Mary Hissem De Moss Lyon (July 27, 1871 – August 23, 1960) was an American concert and oratorio singer, based in New York, and known as the "Festival Soprano" for her many appearances at music festivals across the United States and Canada.

== Early life ==
Mary "Mamie" Hissem was born in California, Kentucky and raised in New Richmond, Ohio, the daughter of Martin Luther Hissem and Rachel Galloway Hissem. Her father and brother were steamboat captains on the Ohio River. She studied voice at the Cincinnati Conservatory of Music.

== Career ==
Hissem, a soprano, was a church soloist in Cincinnati and in New York City. She toured as a soloist with the New York Symphony Orchestra, conducted by Walter Damrosch.
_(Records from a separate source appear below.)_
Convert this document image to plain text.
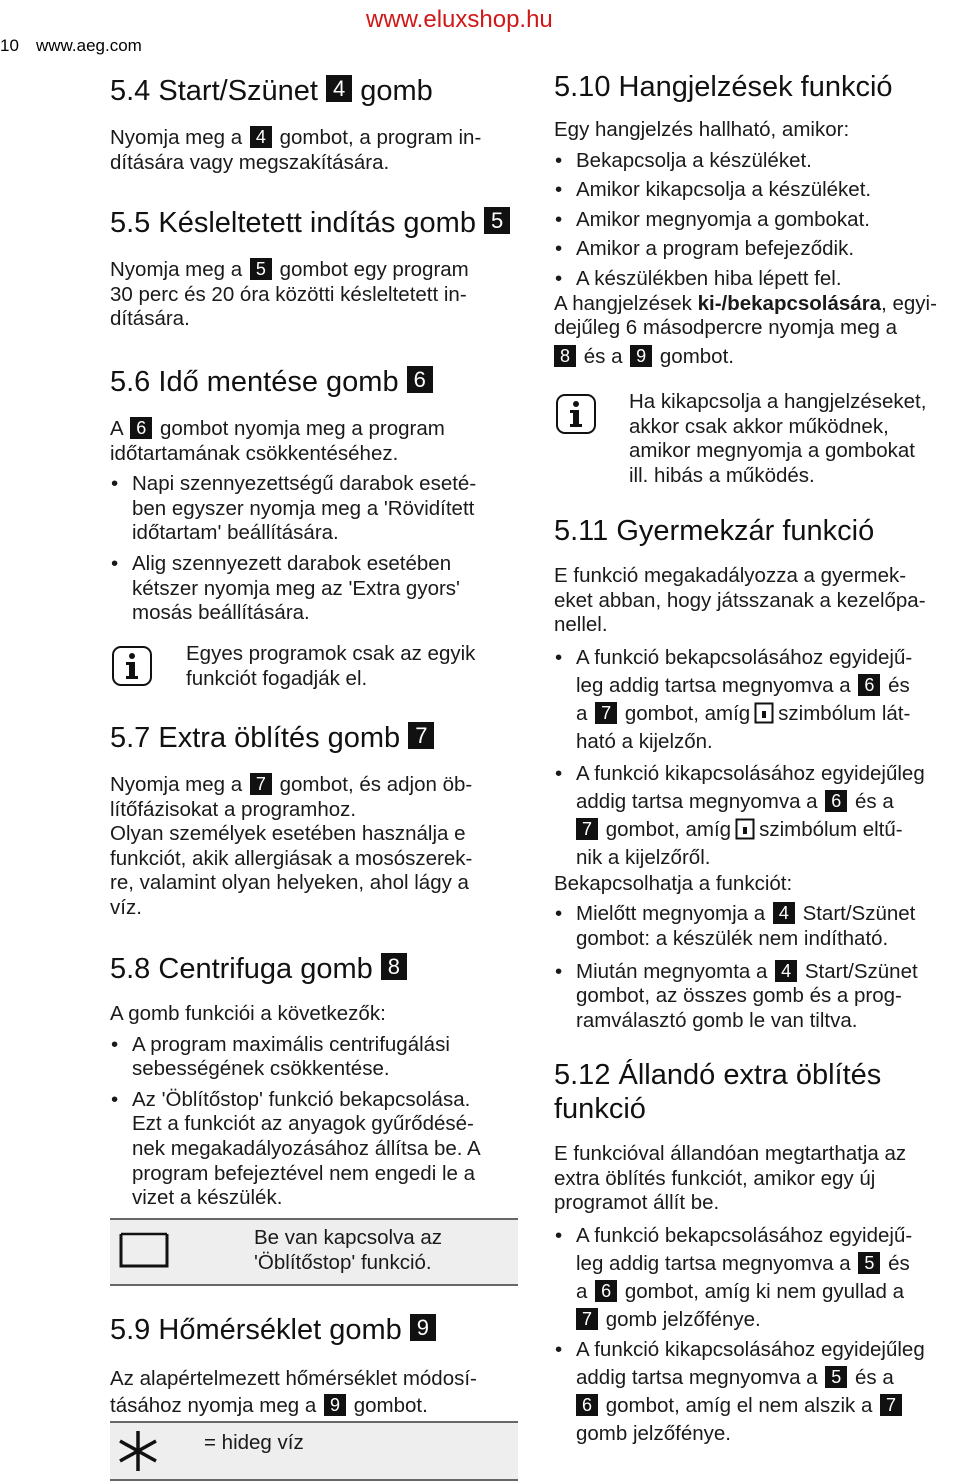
10 www.aeg.com
www.eluxshop.hu
5.4 Start/Szünet 4 gomb

Nyomja meg a 4 gombot, a program in-
dítására vagy megszakítására.

5.5 Késleltetett indítás gomb 5

Nyomja meg a 5 gombot egy program
30 perc és 20 óra közötti késleltetett in-
dítására.

5.6 Idő mentése gomb 6

A 6 gombot nyomja meg a program
időtartamának csökkentéséhez.

• Napi szennyezettségű darabok eseté-
ben egyszer nyomja meg a 'Rövidített
időtartam' beállítására.
• Alig szennyezett darabok esetében
kétszer nyomja meg az 'Extra gyors'
mosás beállítására.

Egyes programok csak az egyik
funkciót fogadják el.

5.7 Extra öblítés gomb 7

Nyomja meg a 7 gombot, és adjon öb-
lítőfázisokat a programhoz.
Olyan személyek esetében használja e
funkciót, akik allergiásak a mosószerek-
re, valamint olyan helyeken, ahol lágy a
víz.

5.8 Centrifuga gomb 8

A gomb funkciói a következők:

• A program maximális centrifugálási
sebességének csökkentése.
• Az 'Öblítőstop' funkció bekapcsolása.
Ezt a funkciót az anyagok gyűrődésé-
nek megakadályozásához állítsa be. A
program befejeztével nem engedi le a
vizet a készülék.

Be van kapcsolva az
'Öblítőstop' funkció.

5.9 Hőmérséklet gomb 9

Az alapértelmezett hőmérséklet módosí-
tásához nyomja meg a 9 gombot.

= hideg víz

5.10 Hangjelzések funkció

Egy hangjelzés hallható, amikor:

• Bekapcsolja a készüléket.
• Amikor kikapcsolja a készüléket.
• Amikor megnyomja a gombokat.
• Amikor a program befejeződik.
• A készülékben hiba lépett fel.

A hangjelzések ki-/bekapcsolására, egyi-
dejűleg 6 másodpercre nyomja meg a

8 és a 9 gombot.

Ha kikapcsolja a hangjelzéseket,
akkor csak akkor működnek,
amikor megnyomja a gombokat
ill. hibás a működés.

5.11 Gyermekzár funkció

E funkció megakadályozza a gyermek-
eket abban, hogy játsszanak a kezelőpa-
nellel.

• A funkció bekapcsolásához egyidejű-
leg addig tartsa megnyomva a 6 és
a 7 gombot, amíg szimbólum lát-
ható a kijelzőn.
• A funkció kikapcsolásához egyidejűleg
addig tartsa megnyomva a 6 és a
7 gombot, amíg szimbólum eltű-
nik a kijelzőről.

Bekapcsolhatja a funkciót:

• Mielőtt megnyomja a 4 Start/Szünet
gombot: a készülék nem indítható.
• Miután megnyomta a 4 Start/Szünet
gombot, az összes gomb és a prog-
ramválasztó gomb le van tiltva.
5.12 Állandó extra öblítés
funkció

E funkcióval állandóan megtarthatja az
extra öblítés funkciót, amikor egy új
programot állít be.

• A funkció bekapcsolásához egyidejű-
leg addig tartsa megnyomva a 5 és
a 6 gombot, amíg ki nem gyullad a
7 gomb jelzőfénye.
• A funkció kikapcsolásához egyidejűleg
addig tartsa megnyomva a 5 és a
6 gombot, amíg el nem alszik a 7
gomb jelzőfénye.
She was a guest soloist with the Boston Symphony Orchestra in 1906, 1909, and 1910. She sang at Carnegie Hall more than a dozen times between 1900 and 1908, and sang at Carnegie Music Hall in Pittsburgh in 1902, 1904, and 1912. She was known as the "Festival Soprano" for her many appearances at music festivals, including the Worcester Music Festival, the Muncie Festival of Music, the Cincinnati May Festival, the Louisville May Festival, and the Bethlehem Bach Festival. She also sang on radio broadcasts, and made recordings.

== Personal life ==
Hissem married newspaper writer Lacy M. De Moss in 1894. After Lacy De Moss died in 1934, she married again, to singer Frederick D. Lyon; he died in 1952. She died in 1960, at the age of 89, at a nursing home in Montclair, New Jersey.